Why You Should Care

OriginTrail's token demand model (TDM) is a industry-first for the crypto space. Without independent analysis, we rely on white papers, project founders, YouTubers, community admins, or someone generally unqualified and/or with a conflict of interest to determine the value of a project token. It is reasonable to expect that, most project founders believe their coin/token to be the next greatest thing (of course they would!). OriginTrail has committed to seeking the skills and expertise of a bona fide third party for the purposes of resolving reliance on statements generated from conflicts of interest and/or from persons unqualified in the practice of demand modeling. If you are reading this post, I assume you have some interest in the potential future price of OriginTrail's TRAC token. The TDM is OriginTrail's attempt at providing confidence and transparency to you as an interested party. Try finding another crypto project willing to assume such a vulnerable position in an effort to provide confidence to stakeholders. 

The Intent

The intent of this article is to describe to as broad an audience as possible the current status of the TDM in a qualitative manner. I will not be attempting to nail down spot prices, future prices, or explicitly define any of the variables the TDM uses to generate time-dependent token demand. I am capable of doing all sorts of speculative tricks with the TDM, but this would be an exercise in complete guesswork. I do not believe any such analysis from me in this regard would be worth investing your time in reading. I simply hope to explain to the community how I have interpreted the message contained within the formulas that comprise the TDM. 

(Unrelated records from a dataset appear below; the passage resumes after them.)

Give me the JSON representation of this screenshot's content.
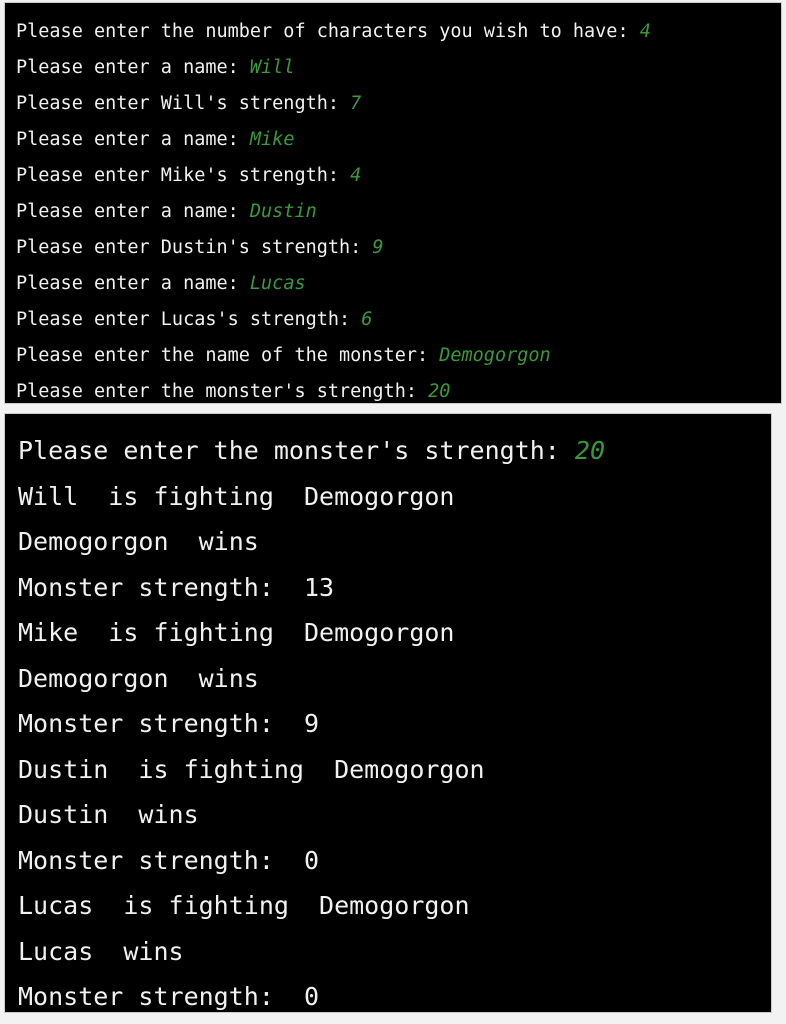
{
  "colors": {
    "terminal_background": "#000000",
    "prompt_text": "#f1f1f1",
    "user_input_text": "#3a9a3a",
    "page_background": "#f2f2f2",
    "panel_border": "#c9c9c9"
  },
  "panel_input": {
    "name": "input-transcript-panel",
    "lines": [
      {
        "prompt": "Please enter the number of characters you wish to have: ",
        "answer": "4"
      },
      {
        "prompt": "Please enter a name: ",
        "answer": "Will"
      },
      {
        "prompt": "Please enter Will's strength: ",
        "answer": "7"
      },
      {
        "prompt": "Please enter a name: ",
        "answer": "Mike"
      },
      {
        "prompt": "Please enter Mike's strength: ",
        "answer": "4"
      },
      {
        "prompt": "Please enter a name: ",
        "answer": "Dustin"
      },
      {
        "prompt": "Please enter Dustin's strength: ",
        "answer": "9"
      },
      {
        "prompt": "Please enter a name: ",
        "answer": "Lucas"
      },
      {
        "prompt": "Please enter Lucas's strength: ",
        "answer": "6"
      },
      {
        "prompt": "Please enter the name of the monster: ",
        "answer": "Demogorgon"
      },
      {
        "prompt": "Please enter the monster's strength: ",
        "answer": "20"
      }
    ]
  },
  "panel_output": {
    "name": "battle-output-panel",
    "lines": [
      {
        "prompt": "Please enter the monster's strength: ",
        "answer": "20"
      },
      {
        "text": "Will  is fighting  Demogorgon"
      },
      {
        "text": "Demogorgon  wins"
      },
      {
        "text": "Monster strength:  13"
      },
      {
        "text": "Mike  is fighting  Demogorgon"
      },
      {
        "text": "Demogorgon  wins"
      },
      {
        "text": "Monster strength:  9"
      },
      {
        "text": "Dustin  is fighting  Demogorgon"
      },
      {
        "text": "Dustin  wins"
      },
      {
        "text": "Monster strength:  0"
      },
      {
        "text": "Lucas  is fighting  Demogorgon"
      },
      {
        "text": "Lucas  wins"
      },
      {
        "text": "Monster strength:  0"
      }
    ]
  },
  "program_state": {
    "character_count": "4",
    "characters": [
      {
        "name": "Will",
        "strength": "7"
      },
      {
        "name": "Mike",
        "strength": "4"
      },
      {
        "name": "Dustin",
        "strength": "9"
      },
      {
        "name": "Lucas",
        "strength": "6"
      }
    ],
    "monster": {
      "name": "Demogorgon",
      "strength": "20"
    },
    "battles": [
      {
        "character": "Will",
        "winner": "Demogorgon",
        "monster_strength_after": "13"
      },
      {
        "character": "Mike",
        "winner": "Demogorgon",
        "monster_strength_after": "9"
      },
      {
        "character": "Dustin",
        "winner": "Dustin",
        "monster_strength_after": "0"
      },
      {
        "character": "Lucas",
        "winner": "Lucas",
        "monster_strength_after": "0"
      }
    ]
  }
}
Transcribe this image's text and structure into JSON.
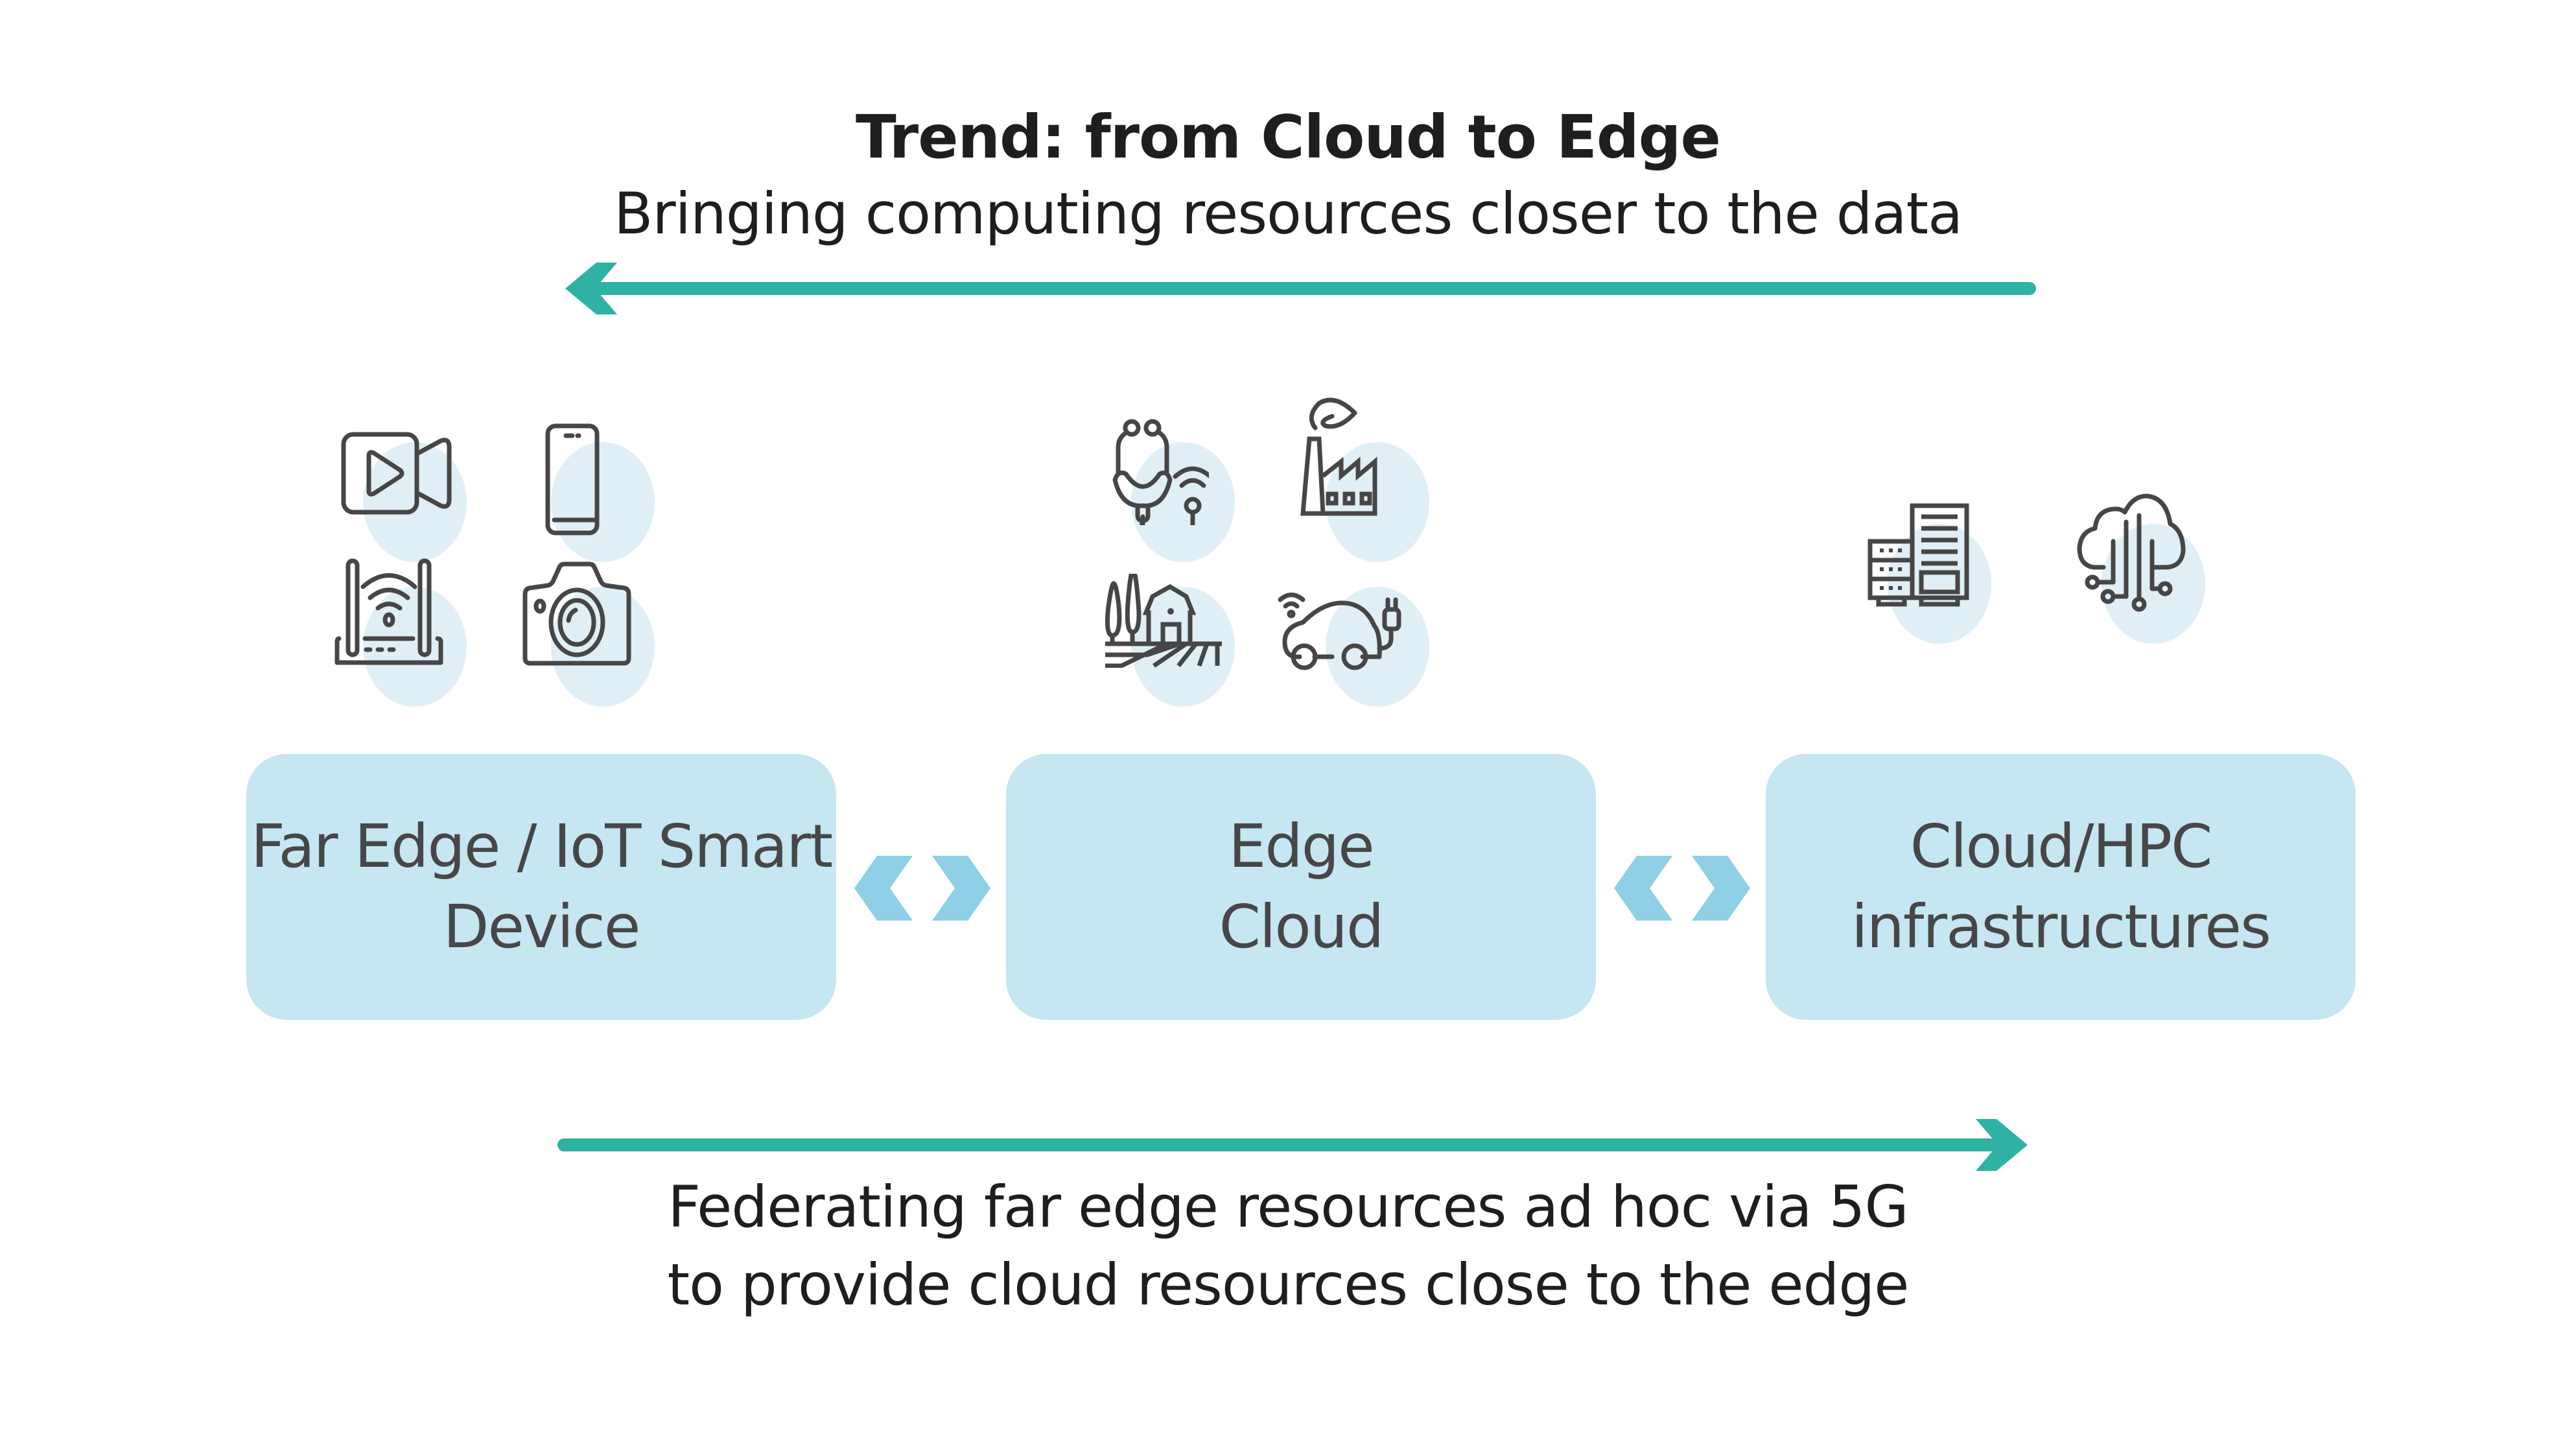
{
  "header": {
    "title": "Trend: from Cloud to Edge",
    "subtitle": "Bringing computing resources closer to the data"
  },
  "colors": {
    "arrow": "#2eb2a3",
    "box_fill": "#c6e6f1",
    "chevron": "#8fd0e6",
    "icon_blob": "#dfeff5",
    "icon_stroke": "#464646",
    "box_text": "#474747",
    "text": "#1e1e1e"
  },
  "top_arrow": {
    "direction": "left"
  },
  "bottom_arrow": {
    "direction": "right"
  },
  "columns": [
    {
      "label_lines": [
        "Far Edge / IoT Smart",
        "Device"
      ],
      "icons": [
        "video-camera-icon",
        "smartphone-icon",
        "wifi-router-icon",
        "photo-camera-icon"
      ]
    },
    {
      "label_lines": [
        "Edge",
        "Cloud"
      ],
      "icons": [
        "stethoscope-wifi-icon",
        "eco-factory-icon",
        "farm-icon",
        "connected-electric-car-icon"
      ]
    },
    {
      "label_lines": [
        "Cloud/HPC",
        "infrastructures"
      ],
      "icons": [
        "server-rack-icon",
        "cloud-circuit-icon"
      ]
    }
  ],
  "connectors": [
    "bidirectional-chevron-icon",
    "bidirectional-chevron-icon"
  ],
  "footer": {
    "line1": "Federating far edge resources ad hoc via 5G",
    "line2": "to provide cloud resources close to the edge"
  }
}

This article is intended as a living document, which aims to serve as a repository for questions, concerns, and comments specific to the TDM. Initially, I hope this article will be a conversation starter. I am relying on your participation to be successful. So be honest, be critical, be persistent, and demand that your questions be answered sufficiently well. I am here to help you make informed decisions concerning OriginTrail. This analysis will only be as robust as the feedback I receive from the community. 

Call for Questions, Criticism, and Commentary

If, by the conclusion of this article, you remain to be unsure of some component of the TDM, please submit your request via reply and I will entertain addressing all thoughtful and serious queries. Although I have focused on explaining the TDM in a generally approachable way, I suspect certain members of the community will be dissatisfied with the depth of this initial analysis. As such, I encourage anyone looking for a deeper understanding of the model to reply with those requests. I believe I can take this analysis as far as anyone would request (n-dimensional Jacobians, anyone?), and would be glad to demonstrate this claim. Come at me!  Let's build a conversation around the TDM that allows almost everyone to have their questions answered to satisfaction. 

TRAC Tokens Will Be Worth ~2 Billion USD Each!? 

No. They won't...ever. How did I even come up with such a figure? The maximum circulating supply of TRAC tokens is 500,000,000. If one divides the token demand value shown above by 500,000,000.00, one will see that the current version of the TDM allows for this. This should not be taken seriously, and motivates my previous claims concerning the futility of trying to assign a quantitative analysis within the ranges provided for the input variable.

If It Isn't Realistic, Why Did the Team Provide Us the Ability to Arrive at Such a Value for Token Demand?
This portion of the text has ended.